Пропустив сто пятьдесят виски, Вадимыч с наслаждением закурил, скрестив голые волосатые ноги. Потом он сказал:
— Никто не предполагал такого эффекта. Пароход потонул за восемь минут. Рекордно короткое время для судна с его водоизмещением. Из танков вылились в море тонны мазута. Из емкостей боцманской команды запас масляной краски. Краска смешалась в воде с мазутом, смесь облепила тонущих с ног до головы. Они не могли ни видеть, ни дышать, большая часть этого дерьма образовала в итоге пленку на поверхности. Но вода в том месте все равно насытилась всякой химией. Получилось нечто вроде пропитки для утопленников. Не гниют и рыбам не по вкусу.

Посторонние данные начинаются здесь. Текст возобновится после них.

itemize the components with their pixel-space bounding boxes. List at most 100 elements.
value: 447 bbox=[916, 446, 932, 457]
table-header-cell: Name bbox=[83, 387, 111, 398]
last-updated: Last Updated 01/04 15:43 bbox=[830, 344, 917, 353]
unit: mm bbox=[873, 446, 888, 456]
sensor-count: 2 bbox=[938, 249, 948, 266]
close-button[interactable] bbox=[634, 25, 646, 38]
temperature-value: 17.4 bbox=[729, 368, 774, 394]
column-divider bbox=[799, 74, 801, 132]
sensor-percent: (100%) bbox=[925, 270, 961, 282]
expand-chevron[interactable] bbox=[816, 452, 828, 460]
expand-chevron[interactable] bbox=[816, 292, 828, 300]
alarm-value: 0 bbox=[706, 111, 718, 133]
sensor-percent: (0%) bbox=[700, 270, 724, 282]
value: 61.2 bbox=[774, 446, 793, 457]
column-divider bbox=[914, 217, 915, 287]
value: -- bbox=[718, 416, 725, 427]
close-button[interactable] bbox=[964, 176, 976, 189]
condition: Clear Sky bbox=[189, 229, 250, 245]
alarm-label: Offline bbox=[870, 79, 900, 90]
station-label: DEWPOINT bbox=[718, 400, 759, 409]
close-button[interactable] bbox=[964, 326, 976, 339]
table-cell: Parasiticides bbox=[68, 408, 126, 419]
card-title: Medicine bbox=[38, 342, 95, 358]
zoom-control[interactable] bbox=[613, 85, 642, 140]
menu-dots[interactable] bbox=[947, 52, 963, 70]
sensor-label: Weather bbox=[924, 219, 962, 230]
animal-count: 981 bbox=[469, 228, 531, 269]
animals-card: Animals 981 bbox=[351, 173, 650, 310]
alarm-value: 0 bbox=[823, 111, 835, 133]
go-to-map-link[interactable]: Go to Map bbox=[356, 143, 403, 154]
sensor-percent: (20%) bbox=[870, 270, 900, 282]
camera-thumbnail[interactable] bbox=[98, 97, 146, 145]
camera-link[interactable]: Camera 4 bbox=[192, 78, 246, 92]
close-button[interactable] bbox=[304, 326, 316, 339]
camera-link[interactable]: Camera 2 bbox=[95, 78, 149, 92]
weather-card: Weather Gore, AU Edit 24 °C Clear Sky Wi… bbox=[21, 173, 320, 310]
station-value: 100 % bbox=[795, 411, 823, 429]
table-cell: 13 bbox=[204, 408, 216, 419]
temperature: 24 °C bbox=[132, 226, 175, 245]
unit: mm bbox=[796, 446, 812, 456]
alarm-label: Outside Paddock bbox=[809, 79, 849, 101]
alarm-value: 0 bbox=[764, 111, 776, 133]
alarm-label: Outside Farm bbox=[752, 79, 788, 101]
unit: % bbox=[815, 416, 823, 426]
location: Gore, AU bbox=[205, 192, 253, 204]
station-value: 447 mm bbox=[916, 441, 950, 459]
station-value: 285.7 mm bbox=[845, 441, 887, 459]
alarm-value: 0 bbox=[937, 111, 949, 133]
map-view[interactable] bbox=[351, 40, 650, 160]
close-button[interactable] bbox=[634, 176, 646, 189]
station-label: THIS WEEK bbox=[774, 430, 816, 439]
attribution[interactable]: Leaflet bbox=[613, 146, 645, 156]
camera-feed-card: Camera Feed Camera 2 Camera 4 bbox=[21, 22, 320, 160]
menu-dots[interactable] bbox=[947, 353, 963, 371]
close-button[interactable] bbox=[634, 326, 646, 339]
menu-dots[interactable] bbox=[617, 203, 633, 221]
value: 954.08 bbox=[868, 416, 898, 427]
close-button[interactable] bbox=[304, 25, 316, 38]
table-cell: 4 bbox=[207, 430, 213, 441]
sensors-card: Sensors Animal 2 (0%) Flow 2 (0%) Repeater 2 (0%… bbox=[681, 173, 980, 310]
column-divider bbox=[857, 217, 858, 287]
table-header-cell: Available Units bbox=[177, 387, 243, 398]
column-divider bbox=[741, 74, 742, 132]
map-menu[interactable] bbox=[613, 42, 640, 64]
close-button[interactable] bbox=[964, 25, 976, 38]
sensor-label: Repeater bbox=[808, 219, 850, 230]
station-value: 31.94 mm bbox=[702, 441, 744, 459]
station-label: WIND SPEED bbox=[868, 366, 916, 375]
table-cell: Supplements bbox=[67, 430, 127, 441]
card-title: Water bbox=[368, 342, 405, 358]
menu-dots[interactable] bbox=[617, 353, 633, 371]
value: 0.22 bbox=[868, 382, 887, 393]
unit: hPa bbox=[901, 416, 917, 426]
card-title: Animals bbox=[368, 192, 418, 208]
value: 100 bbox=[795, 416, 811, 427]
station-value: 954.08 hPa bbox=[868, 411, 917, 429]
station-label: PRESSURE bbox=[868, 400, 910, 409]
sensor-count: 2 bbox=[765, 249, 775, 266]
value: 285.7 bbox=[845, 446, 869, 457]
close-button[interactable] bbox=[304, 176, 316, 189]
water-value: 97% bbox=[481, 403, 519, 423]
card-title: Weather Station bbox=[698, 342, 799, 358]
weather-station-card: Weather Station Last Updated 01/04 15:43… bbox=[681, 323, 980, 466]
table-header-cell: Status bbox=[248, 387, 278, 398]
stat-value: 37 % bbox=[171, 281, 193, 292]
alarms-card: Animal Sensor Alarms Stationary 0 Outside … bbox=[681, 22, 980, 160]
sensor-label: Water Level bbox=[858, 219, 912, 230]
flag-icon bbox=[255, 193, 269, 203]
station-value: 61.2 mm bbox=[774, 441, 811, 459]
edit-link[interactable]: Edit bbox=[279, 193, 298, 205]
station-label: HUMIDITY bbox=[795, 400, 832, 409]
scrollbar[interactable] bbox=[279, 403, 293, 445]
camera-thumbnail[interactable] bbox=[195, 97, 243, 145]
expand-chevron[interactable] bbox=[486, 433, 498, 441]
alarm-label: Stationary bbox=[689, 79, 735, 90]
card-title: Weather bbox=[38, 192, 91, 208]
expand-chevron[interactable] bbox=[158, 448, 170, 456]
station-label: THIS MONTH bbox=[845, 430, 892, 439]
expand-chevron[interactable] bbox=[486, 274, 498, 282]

Глебу вспомнились разбросанные вещи в подводном коридоре, лицо девушки с длинными волосами. Оно не выглядело испачканным.
— Сколько лет прошло? — прикинул Вадимыч. — Семнадцать. Соленая вода растворила всю наружную грязь, все, что не успело впитаться. И еще… Не знаю, как на других широтах, но здесь у нас в воде повышенный процент йода. Может, и это сыграло роль, тут нужно спросить профессора-химика. Одним словом, в воде трупы до сих пор не разлагаются. Но поднимать их бесполезно, уже пробовали.
Бывший механик «Лазарева» в молодости начинал водолазом. При катастрофе в бухте он выжил сам и помог выплыть, как минимум, десятку пассажиров. Уже на следующий день со скандалом сбежал от врачей и добился разрешения принимать участие в подводных спасательных работах. Потом, в сорок лет, навсегда ушел из морской службы.
Все следующие годы Вадимыч приказывал себе ни с кем не вступать в разговор о тех минутах, часах и днях. Но невысказанное начинало тяготить, давить на черепную коробку. Начинались депрессия, навязчивые сны. Раз за разом он уходил в запой, как уходят на дно, к бессловесным рыбам, морским звездам и крабам, к водорослям, колышущимся от беззвучного «ветра».
В конце концов он находил подходящего собеседника и все ему выплескивал. Вспоминал в подробностях, не заботясь о том, приятно это слышать или нет, интересно или не очень. Вот и теперь, спустя столько лет, он по-прежнему морщился от душевной боли.